Actualité politique et juridique de l’égalité PDF

Actualité politique et juridique de l’égalité PDF

En pratique : Quelles actualité politique et juridique de l’égalité PDF sont attendues ? Ces règles abstraites et obligatoires indiquent ce qui  doit être fait .


Egalité politique des femmes et des hommes, l’égalité dans les formes nouvelles de couple , droit égal de pratiquer un culte, droit égal à l’éducation, égalité d’accès au service public, égalité devant la justice, droit à l’autonomie locale dans l’unité de la république, voilà certaines des questions dont traite ce livre. Elles illustrent la difficulté qu’il y a encore aujourd’hui à lire et traduire le principe, cher à nous tous, selon lequel la loi est la même pour tous.

La société établit des règles destinées à régir son fonctionnement et à organiser les relations, économiques ou politiques, des personnes physiques qui la composent. Le droit se distingue des règles morales et de politesse par l’intervention possible d’une sanction positive prévue et attachée à la règle de droit. L’étude du droit pose des questions récurrentes, quant à l’égalité, la justice, la sûreté. Anatole France écrit quant à lui, en 1894 :  La loi, dans un grand souci d’égalité, interdit aux riches comme aux pauvres de coucher sous les ponts, de mendier dans les rues et de voler du pain. Les sources d’exception qui expriment et créent une légitimité de rupture à l’exemple de mouvement de revendication, révolution, démonstration de force, etc.

Les sources institutionnelles sont celles qui rendent concrète l’existence du droit, ce sont les trois pouvoirs classiques qui existent dans l’État : le pouvoir législatif, judiciaire et exécutif. Ils sont appelés à donner matériellement naissance au droit. Les sources documentaires du droit national qui émanent de tous procédés par lesquels le droit s’exprime. Ainsi la loi, les règlements, la coutume, les codes, les publications parues dans les Journaux Officiels, etc.

La jurisprudence, les principes généraux du droit formulés notamment par la doctrine ne sont que partiellement reconnues comme des sources du droit. Aux sources du droit correspond une hiérarchie des normes qui établit la place des normes dans l’ordre juridique. Le droit européen a un rôle de plus en plus important. D’autres sciences humaines s’intéressent au droit mais avec une approche non strictement juridique. L’analyse économique du droit cherche la raison d’être des institutions juridiques en faisant appel à des concepts empruntés à la science économique.

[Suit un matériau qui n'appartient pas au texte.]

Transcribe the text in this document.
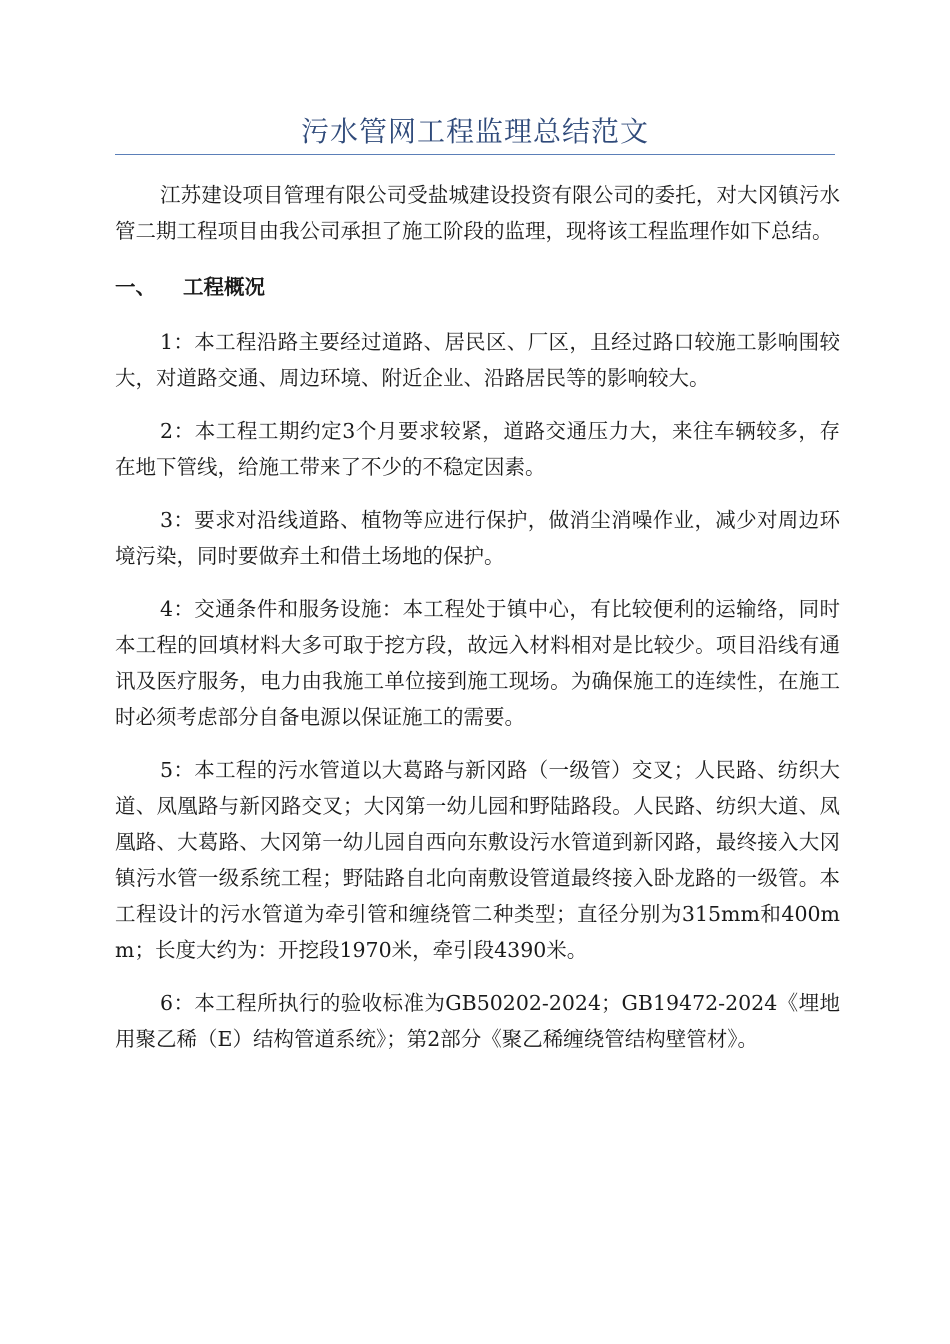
污水管网工程监理总结范文

江苏建设项目管理有限公司受盐城建设投资有限公司的委托，对大冈镇污水管二期工程项目由我公司承担了施工阶段的监理，现将该工程监理作如下总结。

一、	工程概况

1：本工程沿路主要经过道路、居民区、厂区，且经过路口较施工影响围较大，对道路交通、周边环境、附近企业、沿路居民等的影响较大。

2：本工程工期约定3个月要求较紧，道路交通压力大，来往车辆较多，存在地下管线，给施工带来了不少的不稳定因素。

3：要求对沿线道路、植物等应进行保护，做消尘消噪作业，减少对周边环境污染，同时要做弃土和借土场地的保护。

4：交通条件和服务设施：本工程处于镇中心，有比较便利的运输络，同时本工程的回填材料大多可取于挖方段，故远入材料相对是比较少。项目沿线有通讯及医疗服务，电力由我施工单位接到施工现场。为确保施工的连续性，在施工时必须考虑部分自备电源以保证施工的需要。

5：本工程的污水管道以大葛路与新冈路（一级管）交叉；人民路、纺织大道、凤凰路与新冈路交叉；大冈第一幼儿园和野陆路段。人民路、纺织大道、凤凰路、大葛路、大冈第一幼儿园自西向东敷设污水管道到新冈路，最终接入大冈镇污水管一级系统工程；野陆路自北向南敷设管道最终接入卧龙路的一级管。本工程设计的污水管道为牵引管和缠绕管二种类型；直径分别为315mm和400mm；长度大约为：开挖段1970米，牵引段4390米。

6：本工程所执行的验收标准为GB50202-2024；GB19472-2024《埋地用聚乙稀（E）结构管道系统》；第2部分《聚乙稀缠绕管结构壁管材》。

La sociologie du droit étudie le droit en tant que phénomène social. La philosophie du droit étudie les fondements et la définition de notions juridiques comme le droit, la loi ou l’État. L’histoire du droit étudie le droit dans la perspective historique avec ses constances et son évolution. L’anthropologie juridique étudie les phénomènes juridiques avec une approche culturelle, sociale et symbolique. La géographie du droit étudie le droit dans ses rapports avec l’espace au sein duquel il évolue. Le droit est un phénomène social constant, qui se crée ou se recrée de façon naturelle dès que deux individus sont réunis. La création ou l’élaboration de règles, qui ne soient fondées ni sur des considérations morales, ni religieuses, est un phénomène qui se retrouve dans chaque société, considérée développée ou non.

D’autres utilisent un système dit de common law, qui s’est développé à travers la jurisprudence des juridictions royales anglaises, mais qui met de nos jours la jurisprudence et la loi sur un pied d’égalité, les deux en rapport complémentaire, s’apportant des modifications l’une à l’autre. La doctrine y joue un rôle minime. Certains pays fondent leurs règles sur les textes religieux. Mais dans chaque pays il existe une riche histoire juridique, avec des philosophies différentes, qui parfois s’affrontent. Le droit est alors vu sous l’angle de son objet : organiser la vie sociale. Elles sont donc formulées de manière générale et impersonnelle, sans concerner personne en particulier, mais en visant toutes les personnes qui forment le corps social. Cette vision du terme droit est qualifiée de droit objectif.

Le droit objectif est l’ensemble des règles juridiques obligatoires applicables dans un pays. On parle alors plus volontiers du Droit. Dans le droit français, comme dans beaucoup de droits romano-germaniques, on distingue le droit public et le droit privé. Cependant, une vision subjective est aussi possible, rattachée à un sujet de droit, et non plus abstraite et impersonnelle : on parle de droit subjectif. De tels auteurs condamnent alors la primauté du subjectif sur le droit objectif, qu’ils jugent contraires au bien commun, sinon à l’intérêt général. Les droits subjectifs sont l’ensemble des prérogatives reconnues à l’individu par le droit objectif. On dit qu’ils s’appliquent erga omnes donc opposables à tous.